Moving out in young adulthood, provided one does not have ailing parents, can be an investment in self-development for a more fruitful return to our parents in their old age when they truly need us.
Today, my widowed father lives with me in my marital home and we have a harmonious relationship.
His foresight in allowing me the time and space to do so go off has paid off. It has made me a more grateful daughter, a more patient mother, and generally a more self-aware person.
Those few months apart redefined our relationship and allowed him and I to see each other with new eyes.
Spending some time apart may help youth more easily transition from “adult child” to “adult”, draw new boundaries, create more age-appropriate family dynamics and discover a healthier model for intergenerational relationships.
Isn’t that why we bring up children in the first place? We hold their hands and guide their first steps so that one day they may find their wings and seek out new horizons.
Indeed, youth will find ways to pursue and proclaim their individuality, with or without our blessings.
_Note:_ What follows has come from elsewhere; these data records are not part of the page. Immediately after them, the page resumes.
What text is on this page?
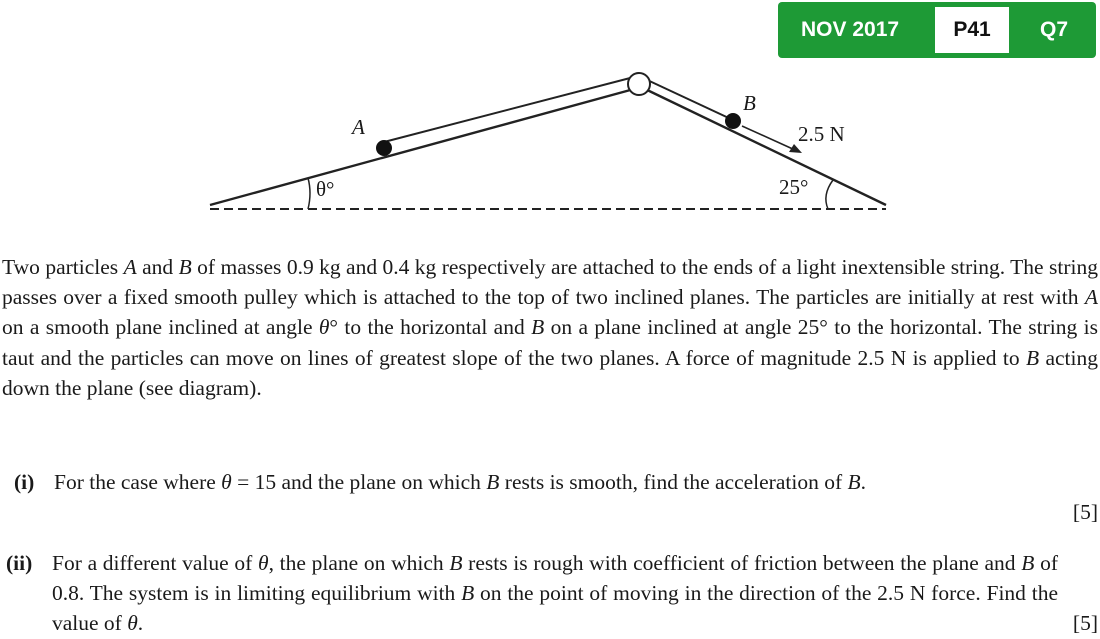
NOV 2017	P41	Q7
A
B
2.5 N
θ°	25°

Two particles A and B of masses 0.9 kg and 0.4 kg respectively are attached to the ends of a light inextensible string. The string passes over a fixed smooth pulley which is attached to the top of two inclined planes. The particles are initially at rest with A on a smooth plane inclined at angle θ° to the horizontal and B on a plane inclined at angle 25° to the horizontal. The string is taut and the particles can move on lines of greatest slope of the two planes. A force of magnitude 2.5 N is applied to B acting down the plane (see diagram).

(i) For the case where θ = 15 and the plane on which B rests is smooth, find the acceleration of B.
[5]
(ii) For a different value of θ, the plane on which B rests is rough with coefficient of friction between the plane and B of 0.8. The system is in limiting equilibrium with B on the point of moving in the direction of the 2.5 N force. Find the value of θ.	[5]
They should not be made to feel guilty for it by bystanders if they have earned it for themselves.
As a mother, I too am prepared for my kids to leave me to seek new worlds. It will be heart-breaking to let them go, but it will also fill me with deep pride.
This is not a clash of Western and Eastern culture.
Afterall, at the end of the day, families are knit together by love; not by rules, judgement or physical walls.
Annie Tan is a freelance writer based in Singapore.